Eventually Barbara tested and it turned out that she has about 50 percent Ashkenazi Jewish ancestry. Casey tested with 23andMe thinking that perhaps the result was a mistake. It wasn’t. So she had her mother and her mother’s sister, Nancy, test on 23andMe. Her mother’s results confirmed the Ashkenazi ancestry, but her mother and Nancy didn’t have any overlapping DNA. They weren’t biologically related, according to the test.

“So I told my mom, ‘I think you may have been adopted?’” Casey said. “And she just said, ‘Oh I don’t know, maybe,’ and left it at that.”

But Casey wanted to figure this out. Fortunately she found a close relative connection in her 23andMe results with a name she didn’t recognize. So Casey contacted him. His name is Steve and she told him a little bit about herself and asked if he had any family in the Boston area, where Barbara had been born in the late 1920s.

“He said ‘my whole family is from Boston,’” Casey said.

He was open and helpful. Steve also had a lot of family history that he was willing to share with Casey, names and dates. That all became very important for Casey, who, by triangulating information, figured out that Steve’s grandfather Karl was also likely to be her grandfather, and Barbara’s father. Fortunately Steve’s uncle Marvin was still alive and they decided to talk to him.

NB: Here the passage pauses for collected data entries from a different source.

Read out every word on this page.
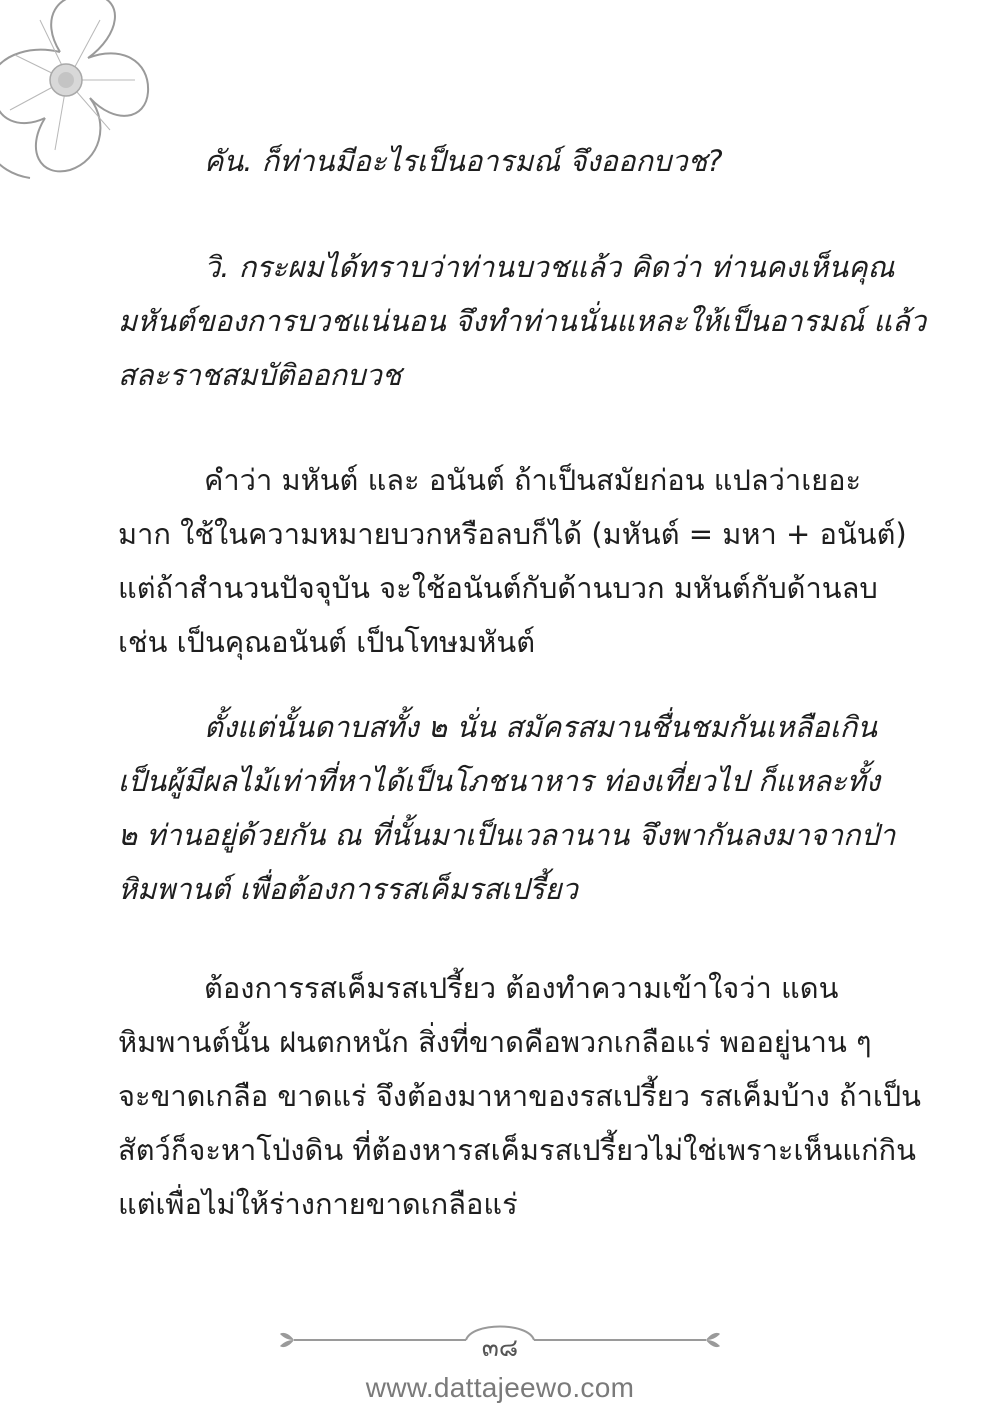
คัน. ก็ท่านมีอะไรเป็นอารมณ์ จึงออกบวช?

วิ. กระผมได้ทราบว่าท่านบวชแล้ว คิดว่า ท่านคงเห็นคุณ
มหันต์ของการบวชแน่นอน จึงทำท่านนั่นแหละให้เป็นอารมณ์ แล้ว
สละราชสมบัติออกบวช

คำว่า มหันต์ และ อนันต์ ถ้าเป็นสมัยก่อน แปลว่าเยอะ
มาก ใช้ในความหมายบวกหรือลบก็ได้ (มหันต์ = มหา + อนันต์)
แต่ถ้าสำนวนปัจจุบัน จะใช้อนันต์กับด้านบวก มหันต์กับด้านลบ
เช่น เป็นคุณอนันต์ เป็นโทษมหันต์

ตั้งแต่นั้นดาบสทั้ง ๒ นั่น สมัครสมานชื่นชมกันเหลือเกิน
เป็นผู้มีผลไม้เท่าที่หาได้เป็นโภชนาหาร ท่องเที่ยวไป ก็แหละทั้ง
๒ ท่านอยู่ด้วยกัน ณ ที่นั้นมาเป็นเวลานาน จึงพากันลงมาจากป่า
หิมพานต์ เพื่อต้องการรสเค็มรสเปรี้ยว

ต้องการรสเค็มรสเปรี้ยว ต้องทำความเข้าใจว่า แดน
หิมพานต์นั้น ฝนตกหนัก สิ่งที่ขาดคือพวกเกลือแร่ พออยู่นาน ๆ
จะขาดเกลือ ขาดแร่ จึงต้องมาหาของรสเปรี้ยว รสเค็มบ้าง ถ้าเป็น
สัตว์ก็จะหาโป่งดิน ที่ต้องหารสเค็มรสเปรี้ยวไม่ใช่เพราะเห็นแก่กิน
แต่เพื่อไม่ให้ร่างกายขาดเกลือแร่

๓๘
www.dattajeewo.com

“That got the ball rolling,” Casey said.

She knew they were close to solving this mystery. After looking at a few high school photos of Marvin and his sisters, Casey was pretty sure she’d found her mother’s biological family. A few weeks later Marvin, who grew up in Boston but now lived very close to Barbara in California, tested with 23andMe.


He turned out to be Barbara’s half brother.

The two arranged to finally meet. In photos they look remarkably similar with the same slim build and smiles.

“I’d never seen anyone who looked like me before,” said Barbara, surprised to be able to see family resemblances in her new-found brother and in photos of her sister.

Marvin’s father, Karl, had been a successful business owner in Boston, who had emigrated from Russia. He had a big family – Marvin, who is a year younger than Barbara, was the last of the family’s six children.

Casey still doesn’t know the circumstances of Barbara’s conception, only that she and Marvin have the same biological father, but different mothers. Barbara’s parents lived in Boston at the time she was adopted but later moved to Nashville where she grew up.

“So my mother found out she was adopted at 87 years of age,” Casey said. “It had been this huge family secret only known to her adoptive mother and the secret had died with her, until now. Until 23andMe.”

Even learning this so late in life was hugely important for Barbara. Things she wasn’t sure about in the past suddenly made sense.

“It’s amazing to learn this all at my age,” said Barbara. “I finally found out who I am.”